OLS regression is one of the most widely used methods for building predictive models. However, OLS is not always a perfect fit, as it assumes that data are normally distributed which is not the case in the real world. Moreover, in many domains where extensive research already exists and valuable prior knowledge is available, OLS offers no way to incorporate this information into the model, even when it could be critical for increasing the effectiveness of the prediction.

For example, if we use OLS to distinguish between certain groups, it can only tell us whether the groups appear different or that the model is uncertain. While a Bayesian approach allows us to directly express how the evidence changes our belief: whether it makes us more confident that the groups differ, more confident that they're similar, or either.

This is where Bayesian regression becomes more effective, offering several clear advantages over OLS:

Really effective even in the cases where data is limited by making use of the prior information.
Helps to deal with uncertainty by representing parameters as entire probability distributions instead of single point estimates.
Better handling of complex data with non linear-relationships by choosing suitable prior distributions.
Less sensitive to outliers, making the model more stable than the classical regression methods.

There is no mechanism in OLS to include prior knowledge, but Bayesian regression provides this capability—making it particularly powerful in fields with continuous, ongoing research and strong domain expertise like healthcare and finance.

Embracing uncertainty is the key for successful impacts especially in Data Science.
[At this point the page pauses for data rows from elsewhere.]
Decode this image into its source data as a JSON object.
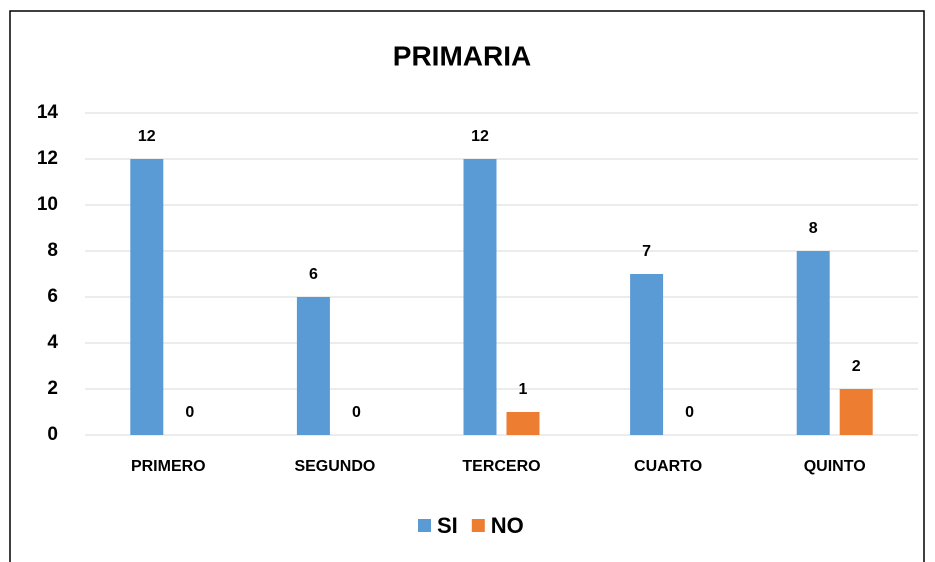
{
  "chart_data": {
    "type": "bar",
    "title": "PRIMARIA",
    "categories": [
      "PRIMERO",
      "SEGUNDO",
      "TERCERO",
      "CUARTO",
      "QUINTO"
    ],
    "series": [
      {
        "name": "SI",
        "color": "#5b9bd5",
        "values": [
          12,
          6,
          12,
          7,
          8
        ]
      },
      {
        "name": "NO",
        "color": "#ed7d31",
        "values": [
          0,
          0,
          1,
          0,
          2
        ]
      }
    ],
    "ylim": [
      0,
      14
    ],
    "yticks": [
      0,
      2,
      4,
      6,
      8,
      10,
      12,
      14
    ],
    "grid": true,
    "legend": "bottom"
  }
}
Bayesian regression is one of the effective methods to handle uncertainty particularly when data are limited and prior knowledge about the parameters is available.

References

Implementation of Bayesian Regression — GeeksforGeeks
Bayesian Statistics Overview — American Psychological Association (APA)
Kutner, M. H., Nachtsheim, C. J., Neter, J., & Li, W. (2005). Applied Linear Statistical Models (5th ed.). McGraw-Hill/Irwin.